Grassland birds must hide their nests in plain sight. They are good at it. To study them, groups of researchers (mostly undergrad science majors) must feel their way slowly, wading through an expanse of grassland in long lines walking an arm’s width apart and peering into the thick grass at their feet. When they scare up a bird, they focus on the spot where the bird appeared, but these birds will often run through the grass before taking flight to avoid giving their nesting site away.
To relax, the researchers probably looked for needles in haystacks.
Guzy narrowed his study down to meadowlarks because there were enough of them to count, and they are large enough to carry a useful radio transmitter. A bird can’t handle a transmitter that is more than 3% of its body weight, and the battery technology available makes the tiny birds like grasshopper sparrows almost impossible to track. (They can only carry a battery large enough to power the transmitter for three weeks.)
Through trial and error, Guzy learned the best way to trap, and band, and attach transmitters to meadowlarks was to set up long swaths of mist nets.
He aimed tiny video cameras at a few of the nests (those cameras aren’t cheap). With combinations of colored bands making it possible to I.D. individual birds by sight, cameras monitoring their nests and transmitters tracking their movements, Guzy gathered information about the grassland birds just a few miles from my land.
The results were not pretty. The videos showed critter after critter dining on meadowlark omelets. Nesting success was about 16.6 percent. (How would you like to start a family with those odds?) None of the birds Guzy and this team so painstakingly banded were sited the following year.

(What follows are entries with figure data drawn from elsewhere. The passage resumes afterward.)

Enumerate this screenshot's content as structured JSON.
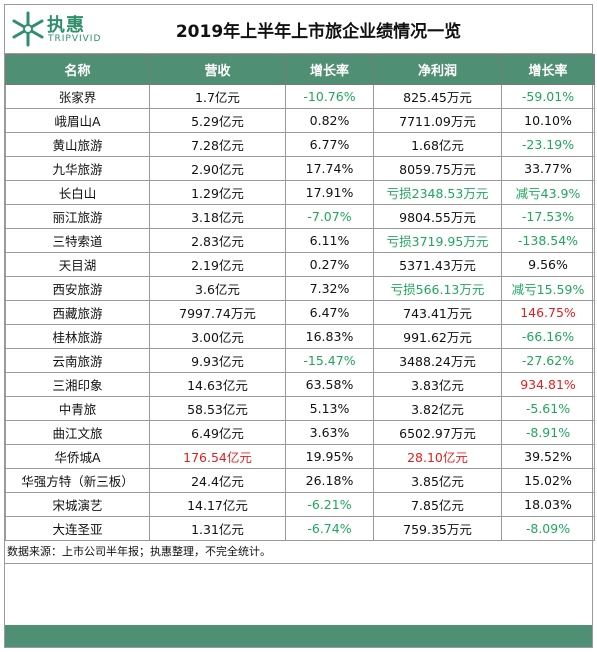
{
  "brand": {
    "name_zh": "执惠",
    "name_en": "TRIPVIVID"
  },
  "title": "2019年上半年上市旅企业绩情况一览",
  "columns": [
    "名称",
    "营收",
    "增长率",
    "净利润",
    "增长率"
  ],
  "rows": [
    {
      "name": "张家界",
      "revenue": "1.7亿元",
      "rev_growth": "-10.76%",
      "profit": "825.45万元",
      "profit_growth": "-59.01%"
    },
    {
      "name": "峨眉山A",
      "revenue": "5.29亿元",
      "rev_growth": "0.82%",
      "profit": "7711.09万元",
      "profit_growth": "10.10%"
    },
    {
      "name": "黄山旅游",
      "revenue": "7.28亿元",
      "rev_growth": "6.77%",
      "profit": "1.68亿元",
      "profit_growth": "-23.19%"
    },
    {
      "name": "九华旅游",
      "revenue": "2.90亿元",
      "rev_growth": "17.74%",
      "profit": "8059.75万元",
      "profit_growth": "33.77%"
    },
    {
      "name": "长白山",
      "revenue": "1.29亿元",
      "rev_growth": "17.91%",
      "profit": "亏损2348.53万元",
      "profit_growth": "减亏43.9%"
    },
    {
      "name": "丽江旅游",
      "revenue": "3.18亿元",
      "rev_growth": "-7.07%",
      "profit": "9804.55万元",
      "profit_growth": "-17.53%"
    },
    {
      "name": "三特索道",
      "revenue": "2.83亿元",
      "rev_growth": "6.11%",
      "profit": "亏损3719.95万元",
      "profit_growth": "-138.54%"
    },
    {
      "name": "天目湖",
      "revenue": "2.19亿元",
      "rev_growth": "0.27%",
      "profit": "5371.43万元",
      "profit_growth": "9.56%"
    },
    {
      "name": "西安旅游",
      "revenue": "3.6亿元",
      "rev_growth": "7.32%",
      "profit": "亏损566.13万元",
      "profit_growth": "减亏15.59%"
    },
    {
      "name": "西藏旅游",
      "revenue": "7997.74万元",
      "rev_growth": "6.47%",
      "profit": "743.41万元",
      "profit_growth": "146.75%"
    },
    {
      "name": "桂林旅游",
      "revenue": "3.00亿元",
      "rev_growth": "16.83%",
      "profit": "991.62万元",
      "profit_growth": "-66.16%"
    },
    {
      "name": "云南旅游",
      "revenue": "9.93亿元",
      "rev_growth": "-15.47%",
      "profit": "3488.24万元",
      "profit_growth": "-27.62%"
    },
    {
      "name": "三湘印象",
      "revenue": "14.63亿元",
      "rev_growth": "63.58%",
      "profit": "3.83亿元",
      "profit_growth": "934.81%"
    },
    {
      "name": "中青旅",
      "revenue": "58.53亿元",
      "rev_growth": "5.13%",
      "profit": "3.82亿元",
      "profit_growth": "-5.61%"
    },
    {
      "name": "曲江文旅",
      "revenue": "6.49亿元",
      "rev_growth": "3.63%",
      "profit": "6502.97万元",
      "profit_growth": "-8.91%"
    },
    {
      "name": "华侨城A",
      "revenue": "176.54亿元",
      "rev_growth": "19.95%",
      "profit": "28.10亿元",
      "profit_growth": "39.52%"
    },
    {
      "name": "华强方特（新三板）",
      "revenue": "24.4亿元",
      "rev_growth": "26.18%",
      "profit": "3.85亿元",
      "profit_growth": "15.02%"
    },
    {
      "name": "宋城演艺",
      "revenue": "14.17亿元",
      "rev_growth": "-6.21%",
      "profit": "7.85亿元",
      "profit_growth": "18.03%"
    },
    {
      "name": "大连圣亚",
      "revenue": "1.31亿元",
      "rev_growth": "-6.74%",
      "profit": "759.35万元",
      "profit_growth": "-8.09%"
    }
  ],
  "highlight": {
    "green": [
      "0.rev_growth",
      "0.profit_growth",
      "2.profit_growth",
      "4.profit",
      "4.profit_growth",
      "5.rev_growth",
      "5.profit_growth",
      "6.profit",
      "6.profit_growth",
      "8.profit",
      "8.profit_growth",
      "10.profit_growth",
      "11.rev_growth",
      "11.profit_growth",
      "13.profit_growth",
      "14.profit_growth",
      "17.rev_growth",
      "18.rev_growth",
      "18.profit_growth"
    ],
    "red": [
      "9.profit_growth",
      "12.profit_growth",
      "15.revenue",
      "15.profit"
    ]
  },
  "colors": {
    "header_bg": "#4f8f73",
    "positive": "#e02020",
    "negative": "#1fa85a"
  },
  "source": "数据来源：上市公司半年报；执惠整理，不完全统计。"
}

Guzy says that his research created more questions than answers, but one thing stands out loud and clear. Grassland birds need help. “We need more research to understand how birds view their landscape,” he said.

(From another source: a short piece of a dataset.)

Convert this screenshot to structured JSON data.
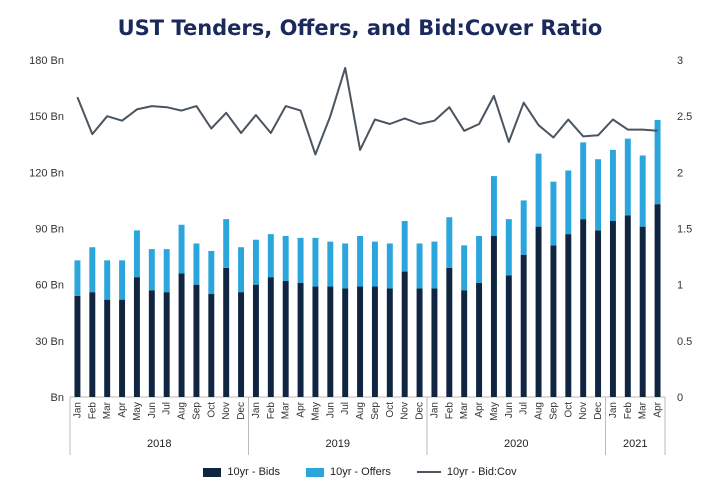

I agree. I realize that humans are not going to inconvenience themselves very much just to save a few (fewer and fewer each year) grassland birds. So we need to understand what these vanishing grassland birds absolutely need to survive, and then hopefully we can fit it in to our profit and loss statement.

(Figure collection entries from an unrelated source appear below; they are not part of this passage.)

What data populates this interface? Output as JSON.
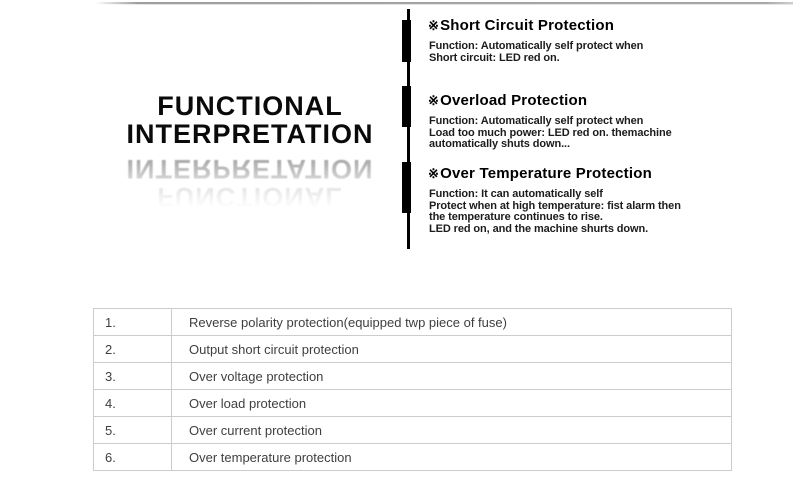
{
  "title": {
    "line1": "FUNCTIONAL",
    "line2": "INTERPRETATION"
  },
  "sections": [
    {
      "marker": "※",
      "title": "Short Circuit Protection",
      "body": "Function: Automatically self protect when\nShort circuit: LED red on."
    },
    {
      "marker": "※",
      "title": "Overload Protection",
      "body": "Function: Automatically self protect when\nLoad too much power: LED red on. themachine\nautomatically shuts down..."
    },
    {
      "marker": "※",
      "title": "Over Temperature Protection",
      "body": "Function: It can automatically self\nProtect when at high temperature: fist alarm then\nthe temperature continues to rise.\nLED red on, and the machine shurts down."
    }
  ],
  "table": {
    "rows": [
      {
        "num": "1.",
        "text": "Reverse polarity protection(equipped twp piece of fuse)"
      },
      {
        "num": "2.",
        "text": "Output short circuit protection"
      },
      {
        "num": "3.",
        "text": "Over voltage protection"
      },
      {
        "num": "4.",
        "text": "Over load protection"
      },
      {
        "num": "5.",
        "text": "Over current protection"
      },
      {
        "num": "6.",
        "text": "Over temperature protection"
      }
    ]
  },
  "style": {
    "accent_color": "#000000",
    "table_border_color": "#cccccc",
    "table_text_color": "#3f3f3f",
    "rule_color": "#a8a8a8"
  }
}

Categories: Ecosystem Restoration
wow, took some time, but thanks to your internet site, we found the bird we seen today. It was a meadowlark. We live in Westby, Wi, and have been in this area for over 15 years. We knew right away he was a strange bird in this area. We got a picture of him on the digital camera. If interested we could possibly e-mail it to you…Thanks
I apologize for the delay. I’d love to see your photos and glad that you have sited a meadowlark. Hope that if you live in southern Wisconsin you have survived the recent deluge. Denise
Denise Thornton 122 Bascom Place Madison WI 53726
Office: 608 661-0934 Cell: 608 469-1193 http://www.denisethornton.net htpp://digginginthedriftless.wordpress.com
Meadowlarks have declined from abundant everywere that open fields occur to being a rarity. None of the available explanations are convincing. I say Bravo to anyone who tries to solve this problem. We need to find out why the decline occurred and then what to do about it. My own wild guess is that the decline coincided with and was caused by the higher speeds ot cars from the 1950s when meadowlarks were abundant everywhere to 2011, when they are nearly zero.
Jerram L, Brown
Thanks for your comment, Esther.
I suspect that higher speed (and more frequent passage) of cars was hard on a lot of wildlife. I was just reading the other day in The Great Disruption by Paul Gilding that during WW2, to conserve gasoline needed for the war effort, speed limits were lowered to 35 mph in many areas. Wouldn’t that be a more peaceful world?
I often think when I’m driving through small towns with all their front porches along busy streets that at one point, people were passing those porches at the speed of horses walking and trotting, and they probably chatted with the passers by in transit. What a concept.